Читаем Тот самый яр... полностью

От напряжения, пережитого в зоне, почти зажившая рана от стрелы напомнила о себе затяжным нытьём. Сгруппировалась боль, выходила фонтанчиками.

Дыша на рубец, Прасковья дотрагивалась до него пуховыми губами, целовала. По телу Тимура пробегала ознобно-томительная дрожь.

— Не щекочи…

Радовалась Соломонида воркованию молодых. Она видела необделённую любовь, так не похожую на свои соломенные чувства. Одна обыдёнщина.

Не разрешили Тимуру повидаться с отцом. Не помогло заступничество Горелова. Сергей буквочки г/б — государственная безопасность — окрестил гибелью. Мрачнел день ото дня. Душа окатывалась кровью при виде полного поражения совести и чести сотрудников НКВД. Органы умели наводить слепоту на сердца, вверенные присяге. Лейтенант г/б догадывался: не он один ходит прозревшим. Не откровенничал ни с кем, боясь доноса. Раскулаченный отец не должен быть под подозрением. Сын ужался в чувствах. Даже мысли казались сухими, покоробленными. Особенно опасался стукача Горбоноса, Кувалду и недавно принятого надзирателя Ганьку. От него веяло псиным духом, разило самогонкой, чесноком и самосадом: табачный перегар вытекал ядовитой струёй.

Второй и третий рапорты об уходе из органов возымели на коменданта горькое действие.

— Лейтенант г/б, ты начинаешь раздражать… Побереги отца…

«Запугивать принялся… Служба в зазубринах…».

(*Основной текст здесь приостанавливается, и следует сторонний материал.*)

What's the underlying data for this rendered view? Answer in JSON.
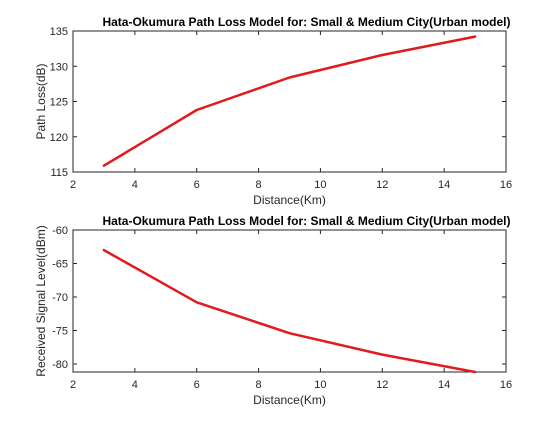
{
  "chart_data": [
    {
      "type": "line",
      "title": "Hata-Okumura Path Loss Model for: Small & Medium City(Urban model)",
      "xlabel": "Distance(Km)",
      "ylabel": "Path Loss(dB)",
      "xlim": [
        2,
        16
      ],
      "ylim": [
        115,
        135
      ],
      "xticks": [
        2,
        4,
        6,
        8,
        10,
        12,
        14,
        16
      ],
      "yticks": [
        115,
        120,
        125,
        130,
        135
      ],
      "x": [
        3,
        6,
        9,
        12,
        15
      ],
      "series": [
        {
          "values": [
            115.9,
            123.8,
            128.4,
            131.6,
            134.2
          ],
          "color": "#e31a1c"
        }
      ],
      "grid": false,
      "legend": "none"
    },
    {
      "type": "line",
      "title": "Hata-Okumura Path Loss Model for: Small & Medium City(Urban model)",
      "xlabel": "Distance(Km)",
      "ylabel": "Received Signal Level(dBm)",
      "xlim": [
        2,
        16
      ],
      "ylim": [
        -81.2,
        -60
      ],
      "xticks": [
        2,
        4,
        6,
        8,
        10,
        12,
        14,
        16
      ],
      "yticks": [
        -60,
        -65,
        -70,
        -75,
        -80
      ],
      "x": [
        3,
        6,
        9,
        12,
        15
      ],
      "series": [
        {
          "values": [
            -63.0,
            -70.8,
            -75.4,
            -78.6,
            -81.2
          ],
          "color": "#e31a1c"
        }
      ],
      "grid": false,
      "legend": "none"
    }
  ]
}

Комендант часто проявлял нервозность. На него внезапно накатывались волны раздражения. От нервного тика выплясывали веки. Запускал обе пятерни в смолевую волнистую шевелюру, скрёб ногтями зудкую кожу. Мошкарой вылетала перхоть, оседала на кителе, на сукне стола. Многие из офицерского состава недолюбливали командира, однако службу несли ревностно. Воинская иерархия обязывала уважать ступенчатость званий.

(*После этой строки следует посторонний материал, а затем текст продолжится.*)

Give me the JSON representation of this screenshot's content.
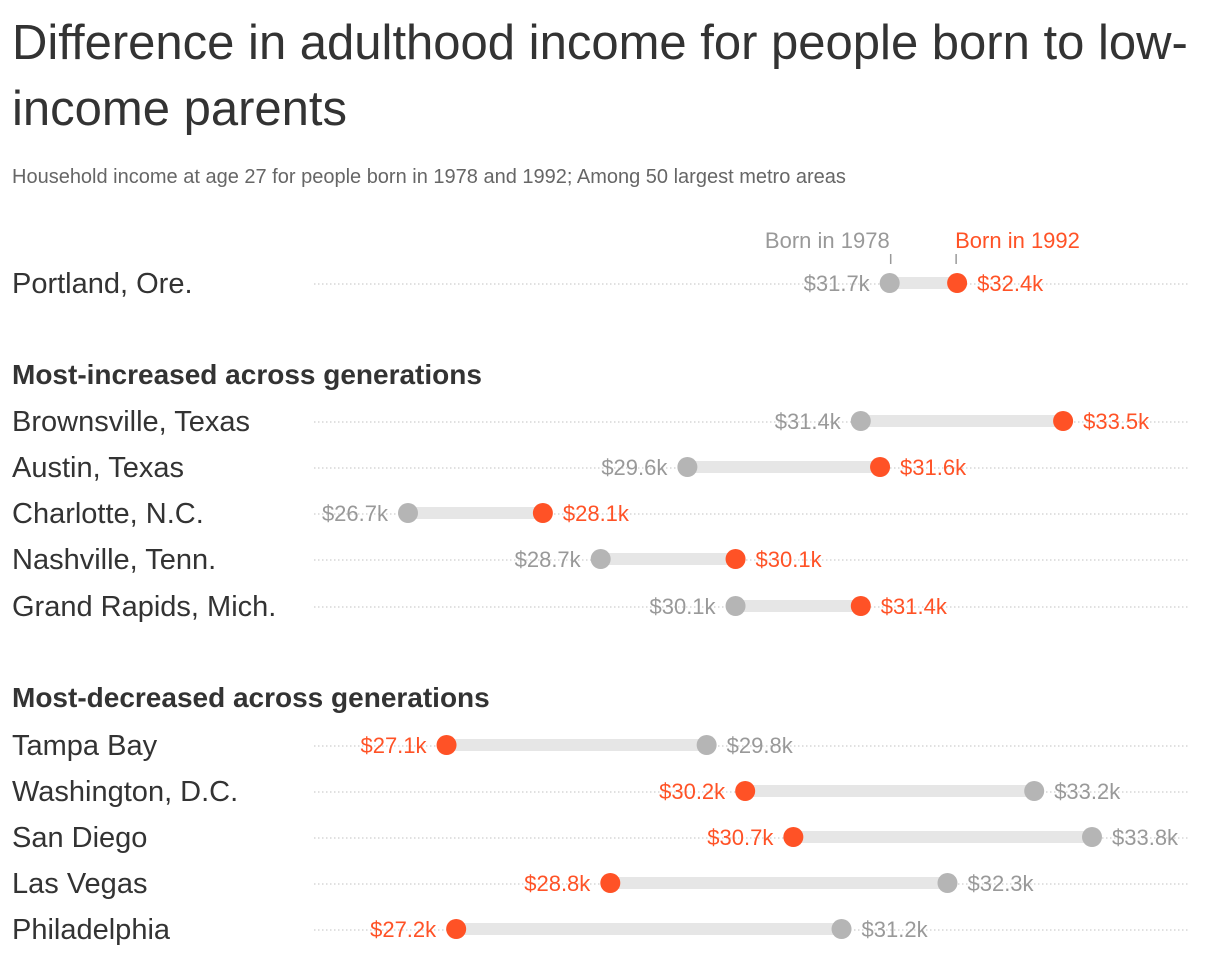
{
  "title": "Difference in adulthood income for people born to low-income parents",
  "subtitle": "Household income at age 27 for people born in 1978 and 1992; Among 50 largest metro areas",
  "colors": {
    "born_1978": "#b5b5b5",
    "born_1992": "#ff5226",
    "label_1978": "#999999",
    "connector": "#e6e6e6",
    "dots": "#d6d6d6",
    "text": "#333333"
  },
  "chart_data": {
    "type": "dumbbell",
    "title": "Difference in adulthood income for people born to low-income parents",
    "subtitle": "Household income at age 27 for people born in 1978 and 1992; Among 50 largest metro areas",
    "unit": "thousands of dollars",
    "legend": [
      {
        "name": "Born in 1978"
      },
      {
        "name": "Born in 1992"
      }
    ],
    "xlim": [
      25.6,
      33.8
    ],
    "groups": [
      {
        "heading": "",
        "rows": [
          {
            "metro": "Portland, Ore.",
            "born_1978": 31.7,
            "born_1992": 32.4,
            "label_1978": "$31.7k",
            "label_1992": "$32.4k"
          }
        ]
      },
      {
        "heading": "Most-increased across generations",
        "rows": [
          {
            "metro": "Brownsville, Texas",
            "born_1978": 31.4,
            "born_1992": 33.5,
            "label_1978": "$31.4k",
            "label_1992": "$33.5k"
          },
          {
            "metro": "Austin, Texas",
            "born_1978": 29.6,
            "born_1992": 31.6,
            "label_1978": "$29.6k",
            "label_1992": "$31.6k"
          },
          {
            "metro": "Charlotte, N.C.",
            "born_1978": 26.7,
            "born_1992": 28.1,
            "label_1978": "$26.7k",
            "label_1992": "$28.1k"
          },
          {
            "metro": "Nashville, Tenn.",
            "born_1978": 28.7,
            "born_1992": 30.1,
            "label_1978": "$28.7k",
            "label_1992": "$30.1k"
          },
          {
            "metro": "Grand Rapids, Mich.",
            "born_1978": 30.1,
            "born_1992": 31.4,
            "label_1978": "$30.1k",
            "label_1992": "$31.4k"
          }
        ]
      },
      {
        "heading": "Most-decreased across generations",
        "rows": [
          {
            "metro": "Tampa Bay",
            "born_1978": 29.8,
            "born_1992": 27.1,
            "label_1978": "$29.8k",
            "label_1992": "$27.1k"
          },
          {
            "metro": "Washington, D.C.",
            "born_1978": 33.2,
            "born_1992": 30.2,
            "label_1978": "$33.2k",
            "label_1992": "$30.2k"
          },
          {
            "metro": "San Diego",
            "born_1978": 33.8,
            "born_1992": 30.7,
            "label_1978": "$33.8k",
            "label_1992": "$30.7k"
          },
          {
            "metro": "Las Vegas",
            "born_1978": 32.3,
            "born_1992": 28.8,
            "label_1978": "$32.3k",
            "label_1992": "$28.8k"
          },
          {
            "metro": "Philadelphia",
            "born_1978": 31.2,
            "born_1992": 27.2,
            "label_1978": "$31.2k",
            "label_1992": "$27.2k"
          }
        ]
      }
    ]
  }
}
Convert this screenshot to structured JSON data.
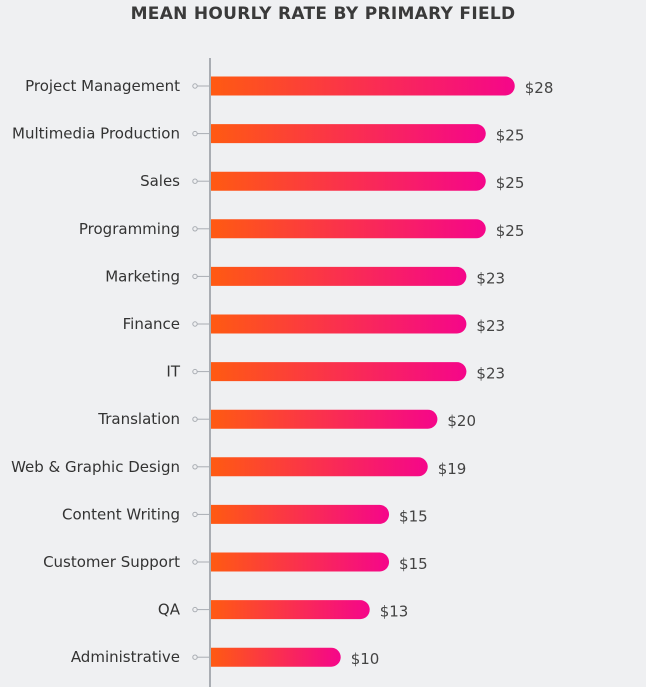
{
  "chart_data": {
    "type": "bar",
    "orientation": "horizontal",
    "title": "MEAN HOURLY RATE BY PRIMARY FIELD",
    "categories": [
      "Project Management",
      "Multimedia Production",
      "Sales",
      "Programming",
      "Marketing",
      "Finance",
      "IT",
      "Translation",
      "Web & Graphic Design",
      "Content Writing",
      "Customer Support",
      "QA",
      "Administrative"
    ],
    "values": [
      28,
      25,
      25,
      25,
      23,
      23,
      23,
      20,
      19,
      15,
      15,
      13,
      10
    ],
    "value_labels": [
      "$28",
      "$25",
      "$25",
      "$25",
      "$23",
      "$23",
      "$23",
      "$20",
      "$19",
      "$15",
      "$15",
      "$13",
      "$10"
    ],
    "xlabel": "",
    "ylabel": "",
    "grid": false,
    "colors": {
      "bar_start": "#ff5a12",
      "bar_end": "#f5068a",
      "axis": "#a9adb3",
      "text": "#333333"
    }
  }
}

Никто из сослуживцев не припомнит, когда была запущена в оборот кличка Перхоть. Она прижилась, как серая пыльца в волосах.

Волевой Горелов сносил грубость старшего по званию. В чём-то даже оправдывал раздражённого человека: «Такая нервозно-стервозная обуза точит нервы сильнее ржавчины». Гэбист не мог по серым глазам коменданта вникнуть в таинство его затыренной души. «Сознаёт ли он бесчеловечность, царившую в зоне? Знал ли служака об истинном положении дел в пределах всего Наркомата?»

Под шелест директив, циркуляров, предписаний велась планомерная гибель нации… Как теперь вырубить совершенно несекретные буквы г/б из своей судьбы?.. Совершенна ли система, обставленная вот такими концлагерями, бумажными тайнами, сокрытыми захоронениями… Не существует ли зловещий заговор против мученика-народа, ослабленного империалистической, гражданской войнами, восстаниями, мятежами антоновщины… Разве не наигралась мускулами красная рать. Не показала ярость возмездия за некоторые поражения в путанной истории.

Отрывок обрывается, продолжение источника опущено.